Further, in the injection molding process for molding a rubber protector with a shoe on the upper bottom of the container body, there is no particular problem. However, in the injection molding process for molding a rubber protector with a shoe on the lower bottom of the container body, The container body is turned upside down and its lower bottom is set upward to cover the outer peripheral area of the lower bottom from the bottomless mold having a rubber material injection cavity that models the outer shape of the rubber protector. Since the rubber material is injected into the cavity, the air in the mold rises in the mold and does not pass through the bonding portion between the rubber protector and the bottom of the container body and is degassed from the ceiling. This makes it possible to improve the adhesive force between the rubber protector and the bottom of the container body.

[Brief description of the drawings]

FIG. 1 is a partial sectional view showing a metal container according to the present invention.

FIG. 2 is an enlarged sectional view of a portion A in FIG.

FIG. 3 is a plan view showing a part of an upper bottom portion.

FIG. 4 is a vertical view of the same.

FIG. 5 is a cross-sectional view showing steps of a method for manufacturing a metal container with a rubber protector according to the present invention.

FIG. 6 is a cross-sectional view showing steps of a method for manufacturing a metal container with a rubber protector according to the present invention.

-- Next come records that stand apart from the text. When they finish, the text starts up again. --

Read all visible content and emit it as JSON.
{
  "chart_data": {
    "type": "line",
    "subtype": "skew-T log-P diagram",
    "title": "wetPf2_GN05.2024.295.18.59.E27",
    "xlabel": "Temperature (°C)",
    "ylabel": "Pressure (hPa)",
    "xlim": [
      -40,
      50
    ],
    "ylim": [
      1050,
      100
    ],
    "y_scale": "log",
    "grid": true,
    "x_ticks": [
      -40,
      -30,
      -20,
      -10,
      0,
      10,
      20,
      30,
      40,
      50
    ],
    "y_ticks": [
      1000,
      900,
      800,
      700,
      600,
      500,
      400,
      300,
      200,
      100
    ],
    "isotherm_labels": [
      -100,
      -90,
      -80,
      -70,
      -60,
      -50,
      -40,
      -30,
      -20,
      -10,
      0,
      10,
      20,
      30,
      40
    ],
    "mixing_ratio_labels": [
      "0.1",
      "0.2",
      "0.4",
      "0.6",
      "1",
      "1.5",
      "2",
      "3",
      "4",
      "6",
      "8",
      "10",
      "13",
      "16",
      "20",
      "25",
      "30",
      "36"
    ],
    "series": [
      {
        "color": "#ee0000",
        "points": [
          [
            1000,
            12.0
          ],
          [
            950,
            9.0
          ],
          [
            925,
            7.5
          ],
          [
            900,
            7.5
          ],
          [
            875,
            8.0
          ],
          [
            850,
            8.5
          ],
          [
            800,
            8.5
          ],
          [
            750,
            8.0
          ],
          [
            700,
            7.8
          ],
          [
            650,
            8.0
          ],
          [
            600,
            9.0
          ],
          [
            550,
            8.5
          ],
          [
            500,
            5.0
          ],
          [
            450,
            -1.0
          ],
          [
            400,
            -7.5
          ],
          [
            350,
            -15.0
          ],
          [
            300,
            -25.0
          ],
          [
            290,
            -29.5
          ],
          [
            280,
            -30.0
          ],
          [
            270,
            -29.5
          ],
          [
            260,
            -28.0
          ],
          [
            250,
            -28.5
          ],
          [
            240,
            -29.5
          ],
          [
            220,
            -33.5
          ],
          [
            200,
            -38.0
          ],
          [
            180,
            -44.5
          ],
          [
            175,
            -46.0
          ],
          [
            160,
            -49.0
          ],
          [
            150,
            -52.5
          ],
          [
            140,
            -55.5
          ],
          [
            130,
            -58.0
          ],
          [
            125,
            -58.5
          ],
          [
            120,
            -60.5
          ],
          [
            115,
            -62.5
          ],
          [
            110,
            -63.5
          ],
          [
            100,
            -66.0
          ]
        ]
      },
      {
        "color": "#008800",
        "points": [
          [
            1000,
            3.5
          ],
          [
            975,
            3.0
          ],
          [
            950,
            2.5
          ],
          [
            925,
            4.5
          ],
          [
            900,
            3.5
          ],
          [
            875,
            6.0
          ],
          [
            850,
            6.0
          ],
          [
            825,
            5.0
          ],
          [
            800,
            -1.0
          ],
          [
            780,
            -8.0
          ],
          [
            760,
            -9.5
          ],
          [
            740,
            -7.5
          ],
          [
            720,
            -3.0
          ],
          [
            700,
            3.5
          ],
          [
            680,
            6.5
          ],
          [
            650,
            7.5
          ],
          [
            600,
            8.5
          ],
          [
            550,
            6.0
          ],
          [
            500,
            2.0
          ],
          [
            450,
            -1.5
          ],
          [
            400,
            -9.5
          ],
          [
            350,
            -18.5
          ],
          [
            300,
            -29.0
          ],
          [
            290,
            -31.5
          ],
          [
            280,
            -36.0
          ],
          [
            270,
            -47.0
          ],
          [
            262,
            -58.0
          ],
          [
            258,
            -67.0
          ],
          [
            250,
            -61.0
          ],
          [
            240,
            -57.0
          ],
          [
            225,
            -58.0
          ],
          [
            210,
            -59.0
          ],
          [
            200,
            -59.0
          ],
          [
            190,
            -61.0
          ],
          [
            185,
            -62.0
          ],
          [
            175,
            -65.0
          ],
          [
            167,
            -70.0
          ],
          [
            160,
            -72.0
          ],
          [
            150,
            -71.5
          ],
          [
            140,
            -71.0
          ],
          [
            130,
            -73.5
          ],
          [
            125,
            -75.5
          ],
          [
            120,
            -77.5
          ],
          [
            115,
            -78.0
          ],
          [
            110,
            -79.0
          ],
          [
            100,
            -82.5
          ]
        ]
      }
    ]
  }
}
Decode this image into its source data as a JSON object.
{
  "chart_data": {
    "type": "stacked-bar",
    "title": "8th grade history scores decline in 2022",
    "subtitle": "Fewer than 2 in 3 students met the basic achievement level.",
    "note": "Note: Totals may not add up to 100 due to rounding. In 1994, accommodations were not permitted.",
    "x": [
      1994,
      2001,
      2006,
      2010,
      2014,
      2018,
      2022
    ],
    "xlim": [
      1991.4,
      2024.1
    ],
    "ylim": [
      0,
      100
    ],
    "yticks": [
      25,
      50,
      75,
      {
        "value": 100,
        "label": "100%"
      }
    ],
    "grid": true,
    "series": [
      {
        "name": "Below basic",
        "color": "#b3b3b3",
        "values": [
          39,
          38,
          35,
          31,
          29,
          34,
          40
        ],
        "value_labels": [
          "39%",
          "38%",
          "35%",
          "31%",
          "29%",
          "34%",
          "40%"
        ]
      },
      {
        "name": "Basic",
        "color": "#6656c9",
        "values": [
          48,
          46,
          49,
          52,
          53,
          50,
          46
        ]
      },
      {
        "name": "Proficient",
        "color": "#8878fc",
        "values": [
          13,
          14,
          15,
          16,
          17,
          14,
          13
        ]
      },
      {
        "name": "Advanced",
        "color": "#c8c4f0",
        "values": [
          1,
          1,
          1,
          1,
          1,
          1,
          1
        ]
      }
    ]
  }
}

FIG. 7 is a cross-sectional view showing a conventional stainless steel container with a rubber protector.

[Explanation of symbols]

1 container body 4 rising opening edge 5 shoe 6 Uedo section 7 lower torso 8 upper base 9 under the bottom 15, 15 ₁ of the rubber protector 4b rubber protector, 15 _2, 15 ₃ mold 15a rubber material injection cavity

Continuation of the front page (56) References JP-A-5-170249 (JP, A) (58) Fields investigated (Int. Cl. ⁷ , DB name) B65D 25/24-25/26 B65D 8/04 B65D 21 / 02

Claims (4)

(57) [Claims] 1. A metal container in which a rubber protector having a shoe is attached to a container body, wherein the container body is made of metal, and has a cylindrical body, and an opening at both ends of the body. It is a hollow container consisting of a bottom and a bottom, wherein the rubber protector has a cylindrical shape having shock absorption,
The shoe has a hardness different from that of the rubber protector and is integrally laminated on a rising opening edge of the rubber protector. Features metal containers. 2. The metal container according to claim 1, wherein the shoe is made of a rubber material having a higher hardness than a rubber protector. 3. The metal container according to claim 1, wherein the shoe is made of a low-hardness rubber material having a lower hardness than a rubber protector. 4. A method for manufacturing a metal container in which an unvulcanized shoe loading process, an injection molding process, and a vulcanization process are performed and a rubber protector is joined to the container body, wherein the container body is made of metal. , A hollow container having a cylindrical body and an upper bottom and a lower bottom closing both ends of the body, the rubber protector has a cylindrical shape having a rising opening edge for laminating shoes, The unvulcanized shoe loading process covers at least the periphery of the outer peripheral area of the lower bottom of the container body, and the unvulcanized shoe is formed by molding an unvulcanized shoe molded of a rubber material having a hardness different from that of the rubber protector. This is a process of loading the rubber material injection cavity at a position corresponding to the rising opening edge of the rubber protector. In the injection molding process, at least the upper and lower postures of the container body are reversed and the lower peripheral portion set upward is set. The surroundings,
A rubber material injection cavity is covered with a mold in which an unvulcanized shoe is loaded, a rubber material is injected into the cavity, and a rubber protector is molded. Heat and sulfurize to join the shoe to the rising opening edge of the rubber protector,
A method for manufacturing a metal container, wherein the rubber protector is bonded to a container body.